Help the back-to-school transition

September 14, 2015

 

Back-to-School Transitions: Tips for Parents

 

Review information:  Take a look at all materials sent home as soon as it arrives. There seems to be a lot, but these packets usually have important information, including volunteer opportunities, sign ups for after-school sports and activities, and many other things.

 

Mark your calendar:  Load up your phone or written calendar with important dates, especially back-to-school nights. This becomes increasingly important with multiple kids. Arrange for a babysitter now, if necessary.

 

Turn off the TV:  Encourage your children to play quiet games or read as early morning activities instead of watching the TV. Your children will arrive at school better prepared to learn each morning if they have engaged in less passive activities.

 

Homework spot:  Designate and clear a place to do homework. Older children should have the option of studying in their room or a quiet place in the house. Younger children usually need an area set aside in the family room or kitchen to facilitate adult monitoring, supervision, and encouragement. Set this spot now to establish the routine for the rest of the year.

 

Backpacks and lunches:  Select a spot for your children to put their school belongings immediately upon getting home. Explain that emptying their backpack each evening is part of their responsibility-EVEN for younger children.  They should also pack their bags and leave them in this spot before going to bed to avoid last minute scrambling the following morning.

 

Dinners made easy:  Freeze few easy dinners, or buy some that your children will eat. It will be much easier on you if you have dinner prepared so that the meal prep won’t add to household tensions during the first months of school.

 

Overcoming Anxiety:

  • Let your children know you care.

    • Send personal notes in the lunch box

    • Model optimism

  • Reinforce your children’s coping abilities

    • Give them a few strategies to manage difficult situations on their own

    • Encourage your child to tell you or the teacher if the problem persists

    • Maintain open lines of communication with the school

  • Volunteer in the classroom

    • If possible, plan to volunteer in the class periodically throughout the year

    • Helps children to understand that school and family are connected

    • Shows child that you care about the learning experience

 


 

 

Back-to-School Transitions: Tips for Students

 

Take Care of Yourself:  Make sure you are getting enough sleep and eating well, and getting exercise during the day.

 

Make an agenda:  Use a planner, phone, or tablet to keep track of everything, including:

  • tests

  • book reports

  • practices/games

  • school events/activities

Do Not Procrastinate:  This is not always easy to do, but it helps to stay on top of your assignments. Set aside a little time each day to accomplish something from all of your courses or subjects.

 

Know What is Expected of You:  Pay attention to what is being assigned to you.  Teachers want you to succeed, so most likely they will provide you all the information you need to do well.  Talk to your teachers if you are unsure of an assignment-be proactive in your own education

 

Get Involved:  Sign up for something within your school community.  It helps to get to know different people who have the same interests as you.  Students who are involved in sports and school activities are able to achieve higher GPAs

 

Learn What Type of Learner You Are:

  • Everyone learns differently-there are 3 different types of learning styles.  Do some research to find out which type you are so you can personalize your studying habits.

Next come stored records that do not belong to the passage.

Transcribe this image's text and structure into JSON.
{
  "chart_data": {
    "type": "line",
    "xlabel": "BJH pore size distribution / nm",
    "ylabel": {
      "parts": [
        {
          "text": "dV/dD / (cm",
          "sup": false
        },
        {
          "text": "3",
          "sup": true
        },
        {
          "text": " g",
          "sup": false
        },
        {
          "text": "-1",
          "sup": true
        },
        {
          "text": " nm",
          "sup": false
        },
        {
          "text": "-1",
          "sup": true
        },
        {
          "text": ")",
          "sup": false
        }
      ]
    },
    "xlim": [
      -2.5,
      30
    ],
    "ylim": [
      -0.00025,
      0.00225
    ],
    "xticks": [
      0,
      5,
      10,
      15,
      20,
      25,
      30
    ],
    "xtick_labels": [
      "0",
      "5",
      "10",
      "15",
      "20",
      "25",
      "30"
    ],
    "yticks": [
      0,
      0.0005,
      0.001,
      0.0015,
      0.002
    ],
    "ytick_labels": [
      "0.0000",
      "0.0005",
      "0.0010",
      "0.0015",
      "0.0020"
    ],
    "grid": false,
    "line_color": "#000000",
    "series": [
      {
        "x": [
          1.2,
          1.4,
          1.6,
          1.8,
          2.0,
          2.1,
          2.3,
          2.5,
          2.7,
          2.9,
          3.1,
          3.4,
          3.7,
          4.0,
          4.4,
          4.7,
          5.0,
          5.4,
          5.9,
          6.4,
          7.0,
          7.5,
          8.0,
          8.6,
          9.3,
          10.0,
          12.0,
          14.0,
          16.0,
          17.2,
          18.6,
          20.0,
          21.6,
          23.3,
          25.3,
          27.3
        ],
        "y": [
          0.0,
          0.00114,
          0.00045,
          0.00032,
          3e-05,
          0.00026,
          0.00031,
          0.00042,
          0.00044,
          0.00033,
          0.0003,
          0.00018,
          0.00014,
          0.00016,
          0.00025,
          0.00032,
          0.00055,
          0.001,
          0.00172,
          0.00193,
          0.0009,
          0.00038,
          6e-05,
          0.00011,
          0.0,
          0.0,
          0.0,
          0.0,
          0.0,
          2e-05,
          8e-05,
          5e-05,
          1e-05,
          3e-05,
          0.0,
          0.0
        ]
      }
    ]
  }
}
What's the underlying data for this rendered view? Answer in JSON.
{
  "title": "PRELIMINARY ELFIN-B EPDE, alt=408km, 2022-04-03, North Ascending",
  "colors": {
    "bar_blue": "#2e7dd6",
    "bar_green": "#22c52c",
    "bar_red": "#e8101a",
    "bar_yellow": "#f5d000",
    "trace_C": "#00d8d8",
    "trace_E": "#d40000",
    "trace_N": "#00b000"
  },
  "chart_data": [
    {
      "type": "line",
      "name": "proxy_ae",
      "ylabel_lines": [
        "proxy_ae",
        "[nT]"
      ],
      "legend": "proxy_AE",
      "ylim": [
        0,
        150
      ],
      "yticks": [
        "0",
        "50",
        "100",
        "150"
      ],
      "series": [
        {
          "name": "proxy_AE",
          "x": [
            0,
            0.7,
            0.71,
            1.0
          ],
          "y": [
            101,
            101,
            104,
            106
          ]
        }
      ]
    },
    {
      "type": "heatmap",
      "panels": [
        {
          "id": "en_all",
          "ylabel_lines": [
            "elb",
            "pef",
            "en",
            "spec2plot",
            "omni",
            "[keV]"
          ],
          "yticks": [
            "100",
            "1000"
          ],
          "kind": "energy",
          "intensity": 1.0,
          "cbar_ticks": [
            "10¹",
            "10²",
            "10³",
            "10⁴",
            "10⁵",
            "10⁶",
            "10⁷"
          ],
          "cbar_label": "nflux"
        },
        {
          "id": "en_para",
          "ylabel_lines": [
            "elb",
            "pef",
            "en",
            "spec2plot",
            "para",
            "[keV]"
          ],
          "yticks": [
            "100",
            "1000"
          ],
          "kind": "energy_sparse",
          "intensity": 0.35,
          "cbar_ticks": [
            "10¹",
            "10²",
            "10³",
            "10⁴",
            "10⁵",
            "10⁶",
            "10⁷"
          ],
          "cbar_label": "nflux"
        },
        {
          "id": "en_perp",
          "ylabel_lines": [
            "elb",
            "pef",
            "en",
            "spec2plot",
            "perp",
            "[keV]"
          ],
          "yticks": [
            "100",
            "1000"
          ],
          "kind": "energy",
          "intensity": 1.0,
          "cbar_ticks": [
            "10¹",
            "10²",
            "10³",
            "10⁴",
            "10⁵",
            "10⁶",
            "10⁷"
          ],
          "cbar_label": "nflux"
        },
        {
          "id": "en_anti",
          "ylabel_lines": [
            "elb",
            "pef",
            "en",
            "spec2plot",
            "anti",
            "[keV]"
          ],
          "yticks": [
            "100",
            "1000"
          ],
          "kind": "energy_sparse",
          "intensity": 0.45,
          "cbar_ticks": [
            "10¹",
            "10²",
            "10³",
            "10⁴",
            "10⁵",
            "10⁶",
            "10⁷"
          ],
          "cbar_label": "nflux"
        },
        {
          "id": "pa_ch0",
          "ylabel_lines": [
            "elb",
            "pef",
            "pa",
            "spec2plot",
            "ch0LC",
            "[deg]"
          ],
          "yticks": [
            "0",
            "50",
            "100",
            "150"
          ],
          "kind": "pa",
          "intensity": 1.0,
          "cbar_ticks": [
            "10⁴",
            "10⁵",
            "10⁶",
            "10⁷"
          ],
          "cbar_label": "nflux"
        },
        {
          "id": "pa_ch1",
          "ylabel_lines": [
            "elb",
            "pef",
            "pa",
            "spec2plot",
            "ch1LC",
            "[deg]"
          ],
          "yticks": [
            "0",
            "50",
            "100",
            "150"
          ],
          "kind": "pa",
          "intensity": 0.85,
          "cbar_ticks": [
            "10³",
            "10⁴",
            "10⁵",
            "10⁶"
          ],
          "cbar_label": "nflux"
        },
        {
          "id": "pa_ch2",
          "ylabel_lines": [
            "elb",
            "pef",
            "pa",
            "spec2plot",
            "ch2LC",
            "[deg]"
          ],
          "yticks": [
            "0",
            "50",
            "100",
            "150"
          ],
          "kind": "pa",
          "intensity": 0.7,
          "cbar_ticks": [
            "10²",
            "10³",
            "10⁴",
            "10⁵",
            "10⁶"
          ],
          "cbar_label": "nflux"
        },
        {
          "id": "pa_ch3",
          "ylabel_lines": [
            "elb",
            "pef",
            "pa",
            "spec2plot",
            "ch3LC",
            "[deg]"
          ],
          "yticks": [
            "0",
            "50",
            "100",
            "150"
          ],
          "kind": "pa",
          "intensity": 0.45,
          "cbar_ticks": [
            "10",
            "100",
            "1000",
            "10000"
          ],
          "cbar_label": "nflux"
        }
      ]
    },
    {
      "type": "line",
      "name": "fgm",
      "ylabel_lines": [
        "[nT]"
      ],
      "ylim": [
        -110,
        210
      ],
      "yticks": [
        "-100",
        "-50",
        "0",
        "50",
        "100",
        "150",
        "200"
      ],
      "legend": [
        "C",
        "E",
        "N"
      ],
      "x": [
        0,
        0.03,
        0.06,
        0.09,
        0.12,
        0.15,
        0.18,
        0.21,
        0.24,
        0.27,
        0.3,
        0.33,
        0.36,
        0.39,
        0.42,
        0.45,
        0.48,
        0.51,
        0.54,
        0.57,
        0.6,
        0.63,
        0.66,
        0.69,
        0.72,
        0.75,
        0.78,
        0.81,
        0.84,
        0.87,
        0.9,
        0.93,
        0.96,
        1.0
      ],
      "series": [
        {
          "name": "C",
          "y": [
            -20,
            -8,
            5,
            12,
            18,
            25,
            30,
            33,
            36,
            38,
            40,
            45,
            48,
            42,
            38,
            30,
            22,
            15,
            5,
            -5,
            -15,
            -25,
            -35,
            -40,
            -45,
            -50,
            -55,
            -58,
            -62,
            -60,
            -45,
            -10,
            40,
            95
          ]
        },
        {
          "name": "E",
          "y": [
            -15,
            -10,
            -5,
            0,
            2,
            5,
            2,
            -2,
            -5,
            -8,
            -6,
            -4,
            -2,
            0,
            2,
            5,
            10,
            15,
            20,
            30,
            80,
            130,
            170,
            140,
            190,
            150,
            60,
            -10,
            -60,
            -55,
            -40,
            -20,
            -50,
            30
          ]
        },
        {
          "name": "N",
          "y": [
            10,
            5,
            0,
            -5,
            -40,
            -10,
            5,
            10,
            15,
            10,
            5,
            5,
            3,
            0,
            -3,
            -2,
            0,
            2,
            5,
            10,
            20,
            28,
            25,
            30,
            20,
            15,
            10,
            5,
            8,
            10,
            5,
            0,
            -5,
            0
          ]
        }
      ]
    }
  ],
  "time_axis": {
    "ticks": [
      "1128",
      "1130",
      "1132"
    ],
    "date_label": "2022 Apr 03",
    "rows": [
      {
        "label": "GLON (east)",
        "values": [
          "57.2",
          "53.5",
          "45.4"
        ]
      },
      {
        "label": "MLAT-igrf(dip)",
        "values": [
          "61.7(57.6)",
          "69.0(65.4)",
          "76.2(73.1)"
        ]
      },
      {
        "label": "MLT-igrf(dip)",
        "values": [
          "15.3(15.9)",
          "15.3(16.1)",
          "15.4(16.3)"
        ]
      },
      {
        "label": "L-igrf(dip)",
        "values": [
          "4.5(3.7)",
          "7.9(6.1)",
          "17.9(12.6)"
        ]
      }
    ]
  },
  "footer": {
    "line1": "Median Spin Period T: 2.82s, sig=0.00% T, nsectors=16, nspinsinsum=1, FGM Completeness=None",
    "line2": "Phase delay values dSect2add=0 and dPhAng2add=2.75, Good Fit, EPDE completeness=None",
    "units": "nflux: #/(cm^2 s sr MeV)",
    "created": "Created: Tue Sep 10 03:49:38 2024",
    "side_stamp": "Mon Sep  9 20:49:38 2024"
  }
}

    • Visual - learn best when they can see it, read it, or write it

    • Auditory - learn best when they can hear the information

    • Kinesthetic - need to have hands-on experience to perform their best

Goals:  Write a list of goals you want to achieve for the upcoming school year. These can be as small or as large as you like.  Some good ones are "No missing work," "Do my homework as soon as I get home," "Use a planner everyday."  They can also be extra-curricular related as well.  Writing down goals is important so you’re able to plan and realize what you need to do to prepare for, and achieve them

 

Parents and students:  good luck with the new school year. It's always an exciting time!